Pursuing this strategy through 2014 and up to the end of March 2015 has given the European business 163m sq ft of leased and development properties. Of the development opportunities, only 27% are speculative, with strong demand in the core territories of the UK, Poland and Belgium.
Demand for space is set to increase too as the European economy strengthens. This will drive up the 94.5% occupancy rate that Prologis already had at the end of March this year, and hopefully, says Dunne, its rental income stream across Europe.
He says Prologis has done well by getting into European industrials early in the cycle. It is now hoping that by moving deeper into development and southern Europe, it can continue that success into 2016.
As a result, Dunne is satisfied with the 25% contribution that Europe made to the group’s $463m of Q1 revenue.

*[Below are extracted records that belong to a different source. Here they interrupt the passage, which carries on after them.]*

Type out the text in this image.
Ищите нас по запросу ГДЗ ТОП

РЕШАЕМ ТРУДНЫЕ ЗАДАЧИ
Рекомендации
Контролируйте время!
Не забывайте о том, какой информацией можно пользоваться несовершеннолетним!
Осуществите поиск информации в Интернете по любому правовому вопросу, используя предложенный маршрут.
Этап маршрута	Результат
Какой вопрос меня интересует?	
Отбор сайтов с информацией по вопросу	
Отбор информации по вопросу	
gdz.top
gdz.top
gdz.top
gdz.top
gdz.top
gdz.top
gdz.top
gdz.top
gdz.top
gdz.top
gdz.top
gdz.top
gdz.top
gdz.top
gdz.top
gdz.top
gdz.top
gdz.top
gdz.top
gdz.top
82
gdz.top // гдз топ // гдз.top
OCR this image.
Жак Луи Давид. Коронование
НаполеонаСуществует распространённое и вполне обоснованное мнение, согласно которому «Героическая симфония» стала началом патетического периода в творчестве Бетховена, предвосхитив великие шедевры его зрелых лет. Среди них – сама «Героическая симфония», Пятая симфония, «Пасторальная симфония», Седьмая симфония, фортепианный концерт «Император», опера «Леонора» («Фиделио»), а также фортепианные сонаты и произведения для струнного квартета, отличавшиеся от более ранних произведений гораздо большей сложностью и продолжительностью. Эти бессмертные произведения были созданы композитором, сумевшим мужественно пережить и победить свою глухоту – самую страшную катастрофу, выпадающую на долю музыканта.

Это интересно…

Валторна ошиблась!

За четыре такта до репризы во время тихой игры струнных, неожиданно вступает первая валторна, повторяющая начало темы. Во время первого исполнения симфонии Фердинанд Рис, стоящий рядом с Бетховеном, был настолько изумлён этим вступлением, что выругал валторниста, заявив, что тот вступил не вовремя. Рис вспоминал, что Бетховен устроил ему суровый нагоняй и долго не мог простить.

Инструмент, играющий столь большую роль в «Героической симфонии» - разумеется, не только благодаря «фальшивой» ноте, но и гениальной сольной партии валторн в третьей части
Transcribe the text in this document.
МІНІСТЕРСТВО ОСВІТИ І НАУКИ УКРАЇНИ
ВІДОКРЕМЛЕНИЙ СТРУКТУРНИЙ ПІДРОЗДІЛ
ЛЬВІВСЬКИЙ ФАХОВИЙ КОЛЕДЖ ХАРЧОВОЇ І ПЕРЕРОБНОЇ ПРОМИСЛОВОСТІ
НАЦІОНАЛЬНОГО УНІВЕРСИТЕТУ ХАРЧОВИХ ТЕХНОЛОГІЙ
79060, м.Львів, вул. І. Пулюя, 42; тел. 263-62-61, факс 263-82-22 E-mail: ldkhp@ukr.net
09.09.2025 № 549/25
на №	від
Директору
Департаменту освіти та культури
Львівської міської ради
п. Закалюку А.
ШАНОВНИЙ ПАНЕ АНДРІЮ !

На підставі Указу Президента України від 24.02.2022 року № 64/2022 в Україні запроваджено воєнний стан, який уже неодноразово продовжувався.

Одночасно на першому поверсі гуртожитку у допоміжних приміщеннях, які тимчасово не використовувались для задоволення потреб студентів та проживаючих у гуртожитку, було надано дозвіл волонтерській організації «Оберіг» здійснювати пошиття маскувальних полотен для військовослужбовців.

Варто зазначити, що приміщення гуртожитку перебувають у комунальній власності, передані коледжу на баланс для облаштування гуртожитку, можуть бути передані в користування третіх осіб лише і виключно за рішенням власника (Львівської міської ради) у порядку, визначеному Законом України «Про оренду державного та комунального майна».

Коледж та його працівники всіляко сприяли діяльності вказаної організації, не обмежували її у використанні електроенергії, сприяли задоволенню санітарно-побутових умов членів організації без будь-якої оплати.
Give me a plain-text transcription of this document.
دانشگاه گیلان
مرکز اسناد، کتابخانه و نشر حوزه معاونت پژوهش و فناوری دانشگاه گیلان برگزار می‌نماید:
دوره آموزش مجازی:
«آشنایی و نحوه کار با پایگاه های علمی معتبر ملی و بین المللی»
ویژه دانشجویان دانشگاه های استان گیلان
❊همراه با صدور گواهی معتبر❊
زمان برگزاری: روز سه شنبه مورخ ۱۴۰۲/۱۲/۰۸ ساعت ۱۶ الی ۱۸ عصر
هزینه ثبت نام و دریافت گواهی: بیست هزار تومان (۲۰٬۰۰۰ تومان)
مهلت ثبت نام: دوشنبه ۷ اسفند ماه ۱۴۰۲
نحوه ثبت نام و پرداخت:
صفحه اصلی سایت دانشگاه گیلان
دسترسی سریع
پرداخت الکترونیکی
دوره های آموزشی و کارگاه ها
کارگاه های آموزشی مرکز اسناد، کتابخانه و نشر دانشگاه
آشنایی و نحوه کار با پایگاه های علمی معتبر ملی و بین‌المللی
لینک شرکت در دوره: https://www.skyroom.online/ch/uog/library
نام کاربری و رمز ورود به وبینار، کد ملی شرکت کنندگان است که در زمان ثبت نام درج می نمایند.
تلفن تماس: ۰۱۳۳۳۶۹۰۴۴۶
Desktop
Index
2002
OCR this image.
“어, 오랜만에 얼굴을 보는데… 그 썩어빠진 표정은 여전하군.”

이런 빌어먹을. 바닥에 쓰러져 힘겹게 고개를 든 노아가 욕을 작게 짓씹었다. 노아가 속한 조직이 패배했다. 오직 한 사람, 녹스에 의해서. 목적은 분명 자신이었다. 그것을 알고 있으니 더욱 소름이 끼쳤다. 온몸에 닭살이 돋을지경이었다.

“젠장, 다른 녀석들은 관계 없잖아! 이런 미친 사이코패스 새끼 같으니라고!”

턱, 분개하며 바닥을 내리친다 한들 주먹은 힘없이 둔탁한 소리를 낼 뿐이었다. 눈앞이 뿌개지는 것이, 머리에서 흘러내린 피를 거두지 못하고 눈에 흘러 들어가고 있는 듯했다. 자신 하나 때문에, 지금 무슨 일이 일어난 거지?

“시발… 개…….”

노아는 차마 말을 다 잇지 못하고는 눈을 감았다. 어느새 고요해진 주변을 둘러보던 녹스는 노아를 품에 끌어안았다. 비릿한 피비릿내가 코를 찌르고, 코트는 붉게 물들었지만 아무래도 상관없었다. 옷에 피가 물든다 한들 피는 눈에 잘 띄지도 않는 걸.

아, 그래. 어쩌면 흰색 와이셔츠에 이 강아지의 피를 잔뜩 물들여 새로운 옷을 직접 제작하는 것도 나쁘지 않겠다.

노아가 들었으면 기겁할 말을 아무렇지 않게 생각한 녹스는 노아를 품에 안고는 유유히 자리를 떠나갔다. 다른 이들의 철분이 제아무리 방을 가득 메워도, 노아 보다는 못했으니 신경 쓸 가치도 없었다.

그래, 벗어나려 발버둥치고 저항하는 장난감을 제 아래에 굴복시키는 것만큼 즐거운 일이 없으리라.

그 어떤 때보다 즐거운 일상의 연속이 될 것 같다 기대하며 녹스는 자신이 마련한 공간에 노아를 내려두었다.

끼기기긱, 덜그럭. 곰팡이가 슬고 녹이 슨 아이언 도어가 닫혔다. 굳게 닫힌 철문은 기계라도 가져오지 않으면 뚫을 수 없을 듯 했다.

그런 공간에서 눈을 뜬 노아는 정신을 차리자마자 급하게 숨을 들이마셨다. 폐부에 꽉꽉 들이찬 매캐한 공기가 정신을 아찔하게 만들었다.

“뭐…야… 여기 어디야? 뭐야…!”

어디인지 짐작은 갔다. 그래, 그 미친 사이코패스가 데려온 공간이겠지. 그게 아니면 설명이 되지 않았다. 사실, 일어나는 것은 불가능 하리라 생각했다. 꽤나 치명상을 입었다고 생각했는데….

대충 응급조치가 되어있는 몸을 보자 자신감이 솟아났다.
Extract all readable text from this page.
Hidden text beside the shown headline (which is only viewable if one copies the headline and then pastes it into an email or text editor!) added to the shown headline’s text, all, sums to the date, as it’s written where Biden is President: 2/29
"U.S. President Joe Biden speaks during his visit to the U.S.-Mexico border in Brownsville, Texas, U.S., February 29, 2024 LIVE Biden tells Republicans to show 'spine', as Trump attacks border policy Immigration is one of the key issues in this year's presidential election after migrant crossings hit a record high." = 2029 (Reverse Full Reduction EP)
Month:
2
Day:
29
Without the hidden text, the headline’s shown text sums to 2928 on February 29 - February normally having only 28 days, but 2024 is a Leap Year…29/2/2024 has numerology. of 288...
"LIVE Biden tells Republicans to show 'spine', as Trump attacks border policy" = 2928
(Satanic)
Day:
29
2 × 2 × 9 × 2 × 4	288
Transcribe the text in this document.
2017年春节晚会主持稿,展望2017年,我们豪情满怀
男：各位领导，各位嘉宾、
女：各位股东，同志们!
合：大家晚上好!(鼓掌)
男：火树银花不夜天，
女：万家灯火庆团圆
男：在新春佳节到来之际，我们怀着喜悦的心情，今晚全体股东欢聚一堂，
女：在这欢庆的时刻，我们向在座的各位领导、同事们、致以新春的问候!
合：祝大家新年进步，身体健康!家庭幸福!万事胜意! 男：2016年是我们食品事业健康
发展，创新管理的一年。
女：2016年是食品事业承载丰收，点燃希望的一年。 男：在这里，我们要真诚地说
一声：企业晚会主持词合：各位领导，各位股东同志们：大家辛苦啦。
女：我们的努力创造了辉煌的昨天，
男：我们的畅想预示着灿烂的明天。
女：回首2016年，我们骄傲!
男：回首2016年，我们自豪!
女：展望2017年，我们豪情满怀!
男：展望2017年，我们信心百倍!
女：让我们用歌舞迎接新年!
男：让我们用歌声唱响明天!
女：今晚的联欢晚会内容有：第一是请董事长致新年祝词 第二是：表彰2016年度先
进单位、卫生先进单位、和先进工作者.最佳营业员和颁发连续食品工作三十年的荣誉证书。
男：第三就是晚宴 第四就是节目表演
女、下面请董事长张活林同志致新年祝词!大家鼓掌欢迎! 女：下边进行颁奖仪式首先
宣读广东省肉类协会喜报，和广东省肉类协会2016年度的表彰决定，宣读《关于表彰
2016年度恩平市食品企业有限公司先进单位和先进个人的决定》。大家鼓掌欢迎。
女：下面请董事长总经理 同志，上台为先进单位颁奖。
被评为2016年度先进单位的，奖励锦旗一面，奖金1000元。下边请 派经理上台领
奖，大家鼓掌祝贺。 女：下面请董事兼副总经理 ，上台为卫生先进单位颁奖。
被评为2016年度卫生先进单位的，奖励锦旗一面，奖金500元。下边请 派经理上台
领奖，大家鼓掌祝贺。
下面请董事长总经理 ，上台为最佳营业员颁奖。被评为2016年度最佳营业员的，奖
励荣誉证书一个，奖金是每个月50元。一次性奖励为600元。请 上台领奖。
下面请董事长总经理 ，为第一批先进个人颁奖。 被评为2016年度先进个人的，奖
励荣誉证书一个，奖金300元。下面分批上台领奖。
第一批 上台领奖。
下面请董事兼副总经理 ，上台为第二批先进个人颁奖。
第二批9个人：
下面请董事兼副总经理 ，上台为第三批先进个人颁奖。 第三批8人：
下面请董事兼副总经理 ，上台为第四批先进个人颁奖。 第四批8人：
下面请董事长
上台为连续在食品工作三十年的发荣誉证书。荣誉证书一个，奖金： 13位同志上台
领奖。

The group’s overall first quarter earnings were more than 73 times its Q1 2014 earnings, and with the KTR acquisition, further growth is likely.
The consensus among 23 equity analysts has the company as a buy recommendation with an average target price of $47.97 – the current price is around $42.66. That price would give Prologis a market cap of $24.6bn, almost double that of British Land, one of those companies that some may label an owner of “more exciting” assets.